Les membres de la liste ont regardé de près les besoins. Ils comprennent bien la nécessité de décarboner Fos, de prendre en considération les risques pour la santé des habitants et des travailleurs de la zone portuaire et industrielle avec une prévalence de cancers bien supérieure à la moyenne nationale (10,6 % contre 6 %). "Mais sur les 7 000 MW estimés comme besoin par RTE et l'Etat, 1 200 servent pour décarboner l'existant, 1 200 sont prévus pour alimenter les data centers, 2 000 MW pour des sites à venir clés en main, et 1 900 MW pour la filière hydrogène. Une promesse de décarbonation des transports de marchandises induisant que les camions puissent rouler à l'hydrogène et pas au gasoil.

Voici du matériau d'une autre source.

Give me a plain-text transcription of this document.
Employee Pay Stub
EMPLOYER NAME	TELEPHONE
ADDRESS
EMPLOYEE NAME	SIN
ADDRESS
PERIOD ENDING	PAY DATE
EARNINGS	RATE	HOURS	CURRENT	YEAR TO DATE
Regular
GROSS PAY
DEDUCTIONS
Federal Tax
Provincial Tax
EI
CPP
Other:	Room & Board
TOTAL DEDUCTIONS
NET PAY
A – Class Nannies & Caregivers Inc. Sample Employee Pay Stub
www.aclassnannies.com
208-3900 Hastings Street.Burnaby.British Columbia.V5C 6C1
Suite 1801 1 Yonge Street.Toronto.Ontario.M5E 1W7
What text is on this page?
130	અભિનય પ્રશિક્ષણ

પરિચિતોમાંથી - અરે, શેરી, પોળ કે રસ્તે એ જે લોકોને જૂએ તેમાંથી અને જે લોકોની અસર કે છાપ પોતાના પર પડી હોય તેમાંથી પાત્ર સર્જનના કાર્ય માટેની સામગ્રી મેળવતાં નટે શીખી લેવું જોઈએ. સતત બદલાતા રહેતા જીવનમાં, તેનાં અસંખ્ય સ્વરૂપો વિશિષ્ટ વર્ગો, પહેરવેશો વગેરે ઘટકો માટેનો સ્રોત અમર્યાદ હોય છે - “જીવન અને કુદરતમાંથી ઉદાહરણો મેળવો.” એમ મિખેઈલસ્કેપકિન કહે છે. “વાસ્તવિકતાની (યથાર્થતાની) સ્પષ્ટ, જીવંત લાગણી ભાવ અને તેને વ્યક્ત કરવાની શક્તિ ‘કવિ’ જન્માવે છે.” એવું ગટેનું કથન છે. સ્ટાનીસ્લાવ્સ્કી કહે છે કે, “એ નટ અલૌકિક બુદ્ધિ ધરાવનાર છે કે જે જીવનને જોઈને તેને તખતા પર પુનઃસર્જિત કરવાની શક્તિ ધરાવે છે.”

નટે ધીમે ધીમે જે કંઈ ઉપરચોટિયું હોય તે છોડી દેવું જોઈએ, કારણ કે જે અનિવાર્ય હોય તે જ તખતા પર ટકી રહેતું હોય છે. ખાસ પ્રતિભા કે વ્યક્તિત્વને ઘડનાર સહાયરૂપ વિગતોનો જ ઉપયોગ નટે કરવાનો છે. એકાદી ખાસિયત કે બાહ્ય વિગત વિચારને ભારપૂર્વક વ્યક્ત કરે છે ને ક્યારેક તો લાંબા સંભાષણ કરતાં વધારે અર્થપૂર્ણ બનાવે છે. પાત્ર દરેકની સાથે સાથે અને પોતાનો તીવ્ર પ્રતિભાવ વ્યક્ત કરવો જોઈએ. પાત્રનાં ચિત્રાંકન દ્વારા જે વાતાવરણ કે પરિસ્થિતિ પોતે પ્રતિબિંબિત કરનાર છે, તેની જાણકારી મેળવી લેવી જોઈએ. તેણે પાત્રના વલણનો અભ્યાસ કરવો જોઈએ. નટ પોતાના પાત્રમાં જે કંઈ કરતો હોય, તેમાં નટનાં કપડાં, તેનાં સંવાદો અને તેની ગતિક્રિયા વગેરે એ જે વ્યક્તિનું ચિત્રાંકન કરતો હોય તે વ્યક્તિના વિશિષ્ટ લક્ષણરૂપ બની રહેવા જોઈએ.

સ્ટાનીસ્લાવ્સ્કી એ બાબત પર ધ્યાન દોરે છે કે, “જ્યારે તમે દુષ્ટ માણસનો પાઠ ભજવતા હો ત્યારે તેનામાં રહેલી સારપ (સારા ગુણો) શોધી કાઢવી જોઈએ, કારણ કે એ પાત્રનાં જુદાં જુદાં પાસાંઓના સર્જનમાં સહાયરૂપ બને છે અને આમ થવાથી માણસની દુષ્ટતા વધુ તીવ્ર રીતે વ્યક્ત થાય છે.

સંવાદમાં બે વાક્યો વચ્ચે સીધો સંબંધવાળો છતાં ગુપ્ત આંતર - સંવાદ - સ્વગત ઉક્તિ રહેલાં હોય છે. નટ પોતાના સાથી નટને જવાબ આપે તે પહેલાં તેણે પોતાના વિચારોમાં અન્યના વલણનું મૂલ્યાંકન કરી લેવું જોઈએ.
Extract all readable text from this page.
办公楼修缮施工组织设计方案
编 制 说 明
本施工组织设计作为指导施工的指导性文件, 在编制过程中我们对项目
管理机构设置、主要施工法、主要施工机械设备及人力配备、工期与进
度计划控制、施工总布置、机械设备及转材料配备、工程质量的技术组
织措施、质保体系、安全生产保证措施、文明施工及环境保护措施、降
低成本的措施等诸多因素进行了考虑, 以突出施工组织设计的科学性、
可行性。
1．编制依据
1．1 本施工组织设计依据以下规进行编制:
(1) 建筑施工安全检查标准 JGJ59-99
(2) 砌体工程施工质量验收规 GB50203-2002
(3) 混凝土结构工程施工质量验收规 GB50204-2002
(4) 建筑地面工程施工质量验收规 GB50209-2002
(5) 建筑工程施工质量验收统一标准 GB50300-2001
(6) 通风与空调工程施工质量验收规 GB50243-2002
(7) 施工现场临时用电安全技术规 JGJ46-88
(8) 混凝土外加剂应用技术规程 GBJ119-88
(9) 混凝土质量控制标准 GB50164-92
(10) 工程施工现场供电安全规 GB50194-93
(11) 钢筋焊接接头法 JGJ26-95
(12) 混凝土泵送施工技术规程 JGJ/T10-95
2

Une technologie incertaine selon nous qui présuppose la poursuite du transport de marchandises par la route".
Virginie Maris poursuit son raisonnement. "Dans ces 7 000 MW on peut amener 2 000 MW par voie enterrée sur des techniques que RTE maîtrise et qui suffiraient à l'horizon 2030 pour la décarbonation de Fos, tout en s'inscrivant dans une relocalisation sobre de l'industrie". En clair : il est possible de renforcer les lignes enterrées existantes, sans avoir besoin d'en créer de nouvelles.
Ceci d'autant plus que d'autres sources d'énergies doivent se développer sur Fos dans les années à venir. Le parc éolien offshore au large de Port-Saint-Louis-du-Rhône est amené à prendre de l'ampleur et serait susceptible d'apporter une part de l'énergie dont aurait besoin le bassin industriel.
La liste "Arles populaire, digne, et solidaire" s'oppose aussi à la THT dans l'air ou dans le sol "car elle alimente un mode de vie, de croissance, déconnecté de l'urgence économique et humaine. Une part importante de l'énergie transportée servirait à l'alimentation de data centers. Nous ne voulons pas sacrifier notre territoire pour cette évolution de rapport à l'humain que nous dénonçons par ailleurs".